A identificação e a descrição de um animal cavernícola podem durar décadas. Um caso típico ocorreu em outra caverna da chapada Diamantina, o poço Encantado, um lago de águas azuis, de 64 metros de profundidade, hábitat de um bagre despigmentado cuja descrição durou quase 20 anos. A pesquisa para estudo de comportamento, ecologia e descrição de sua pequena população começou em 1993. Acompanhei várias expedições para coleta do peixe e mapeamento subaquático do lago. Sempre temeroso de um risco: as águas do poço são tão cristalinas que provocam no mergulhador certa sensação de miragem, que tira a noção de profundidade – notada apenas quando os efeitos da narcose por nitrogênio afetam os sentidos. Não à toa, uma das características mais marcantes do bagrinho branco é uma estrutura bem desenvolvida chamada pseudotímpano, que amplia sua percepção sensorial. A identificação definitiva só ocorreu em 2012, com o nome científico de Rhamdiopsis krugi, hoje considerada uma das espécies de peixe troglóbio mais antigas do Brasil.

A serra do ramalho é uma das regiões com maior perspectiva para o estudo de cavernas do país. Mas a carência de infraestrutura na maioria das agrovilas da zona rural da cidade homônima é proporcional ao potencial científico, assim como os rumores ecoados pelos moradores sobre a prospecção de minerais, um perigo para o mundo subterrâneo. Em 2012, foi noticiada a descoberta de 28 milhões de toneladas de neodímio – elemento do grupo de minerais conhecido como “terras raras”, valioso para o uso em equipamentos como smartphone ou tablet.

Logo ao amanhecer, a paisagem árida do sertão revela-se em campos de lapiás – formações de rocha calcária erodidas –, decorados por árvores barrigudas. A serra cinza-chumbo nos acompanha na margem esquerda da estrada. Mandacarus despontam na Caatinga, e o calor não dá trégua às trilhas que cortam os campos até se chegar aos paredões rochosos. A equipe decide concentrar seus esforços na busca de invertebrados terrestres, pois a região seca e quente possibilita a ocorrência de espécies como amblipígeos e alguns opiliões, distintas das encontradas nas cavernas úmidas da região Sudeste do Brasil.
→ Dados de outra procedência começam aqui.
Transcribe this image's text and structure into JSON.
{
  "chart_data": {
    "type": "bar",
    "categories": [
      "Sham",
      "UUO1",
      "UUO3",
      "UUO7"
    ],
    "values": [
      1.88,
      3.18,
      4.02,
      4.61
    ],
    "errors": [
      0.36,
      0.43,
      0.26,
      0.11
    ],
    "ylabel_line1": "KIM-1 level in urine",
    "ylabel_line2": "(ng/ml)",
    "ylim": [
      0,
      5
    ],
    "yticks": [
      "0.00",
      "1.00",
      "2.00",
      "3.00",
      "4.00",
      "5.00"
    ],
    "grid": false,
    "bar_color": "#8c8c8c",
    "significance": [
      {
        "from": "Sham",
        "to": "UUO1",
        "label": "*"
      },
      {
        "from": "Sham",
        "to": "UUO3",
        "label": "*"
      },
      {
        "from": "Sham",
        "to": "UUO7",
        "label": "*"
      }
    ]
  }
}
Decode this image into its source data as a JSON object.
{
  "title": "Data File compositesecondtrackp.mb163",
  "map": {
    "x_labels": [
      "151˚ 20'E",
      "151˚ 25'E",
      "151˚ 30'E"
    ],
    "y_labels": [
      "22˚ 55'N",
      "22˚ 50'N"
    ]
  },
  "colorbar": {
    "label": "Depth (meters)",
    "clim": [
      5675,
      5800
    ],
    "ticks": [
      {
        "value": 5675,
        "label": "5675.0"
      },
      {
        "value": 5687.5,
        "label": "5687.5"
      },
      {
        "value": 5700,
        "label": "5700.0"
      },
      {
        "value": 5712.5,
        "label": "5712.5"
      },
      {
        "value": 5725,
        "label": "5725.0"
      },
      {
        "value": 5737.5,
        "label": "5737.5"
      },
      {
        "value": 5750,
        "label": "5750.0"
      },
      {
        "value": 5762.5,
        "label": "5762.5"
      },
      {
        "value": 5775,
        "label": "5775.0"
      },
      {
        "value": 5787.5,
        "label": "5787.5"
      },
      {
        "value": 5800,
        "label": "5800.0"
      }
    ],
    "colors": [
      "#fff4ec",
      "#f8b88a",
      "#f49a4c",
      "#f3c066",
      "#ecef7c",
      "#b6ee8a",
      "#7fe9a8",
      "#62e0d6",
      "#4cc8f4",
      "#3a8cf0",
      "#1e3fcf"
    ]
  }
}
Mais uma vez imerso no silêncio das buscas no piso arenoso da gruta, de olho nos biólogos, concentrados em tantos detalhes, fico pensando nas diferentes formas que as águas esculpiram naquele ambiente. As paredes, salpicadas de estruturas minerais brancas e frágeis, parecem corais marinhos. Pequenas depressões no chão são cobertas por milhares de caramujos; raízes rasgam o teto da gruta, em busca de umidade. Alguns salões perto da entrada são preenchidos por sedimentos recentes, que evidenciam a impermanência dos ambientes subterrâneos. Quantos processos sucessivos e avassaladores já aconteceram nesse ambiente, e sob quais condições, até chegar a esse estágio de aparente equilíbrio? Há quanto tempo imperceptíveis seres vivos vêm desafiando as condições inóspitas e sendo moldados pelos mais diferentes processos evolutivos? Se bem estudadas, as cavernas podem se tornar uma importante janela para o passado, de onde constataremos, entre intermináveis descobertas, que nada é estático, afinal.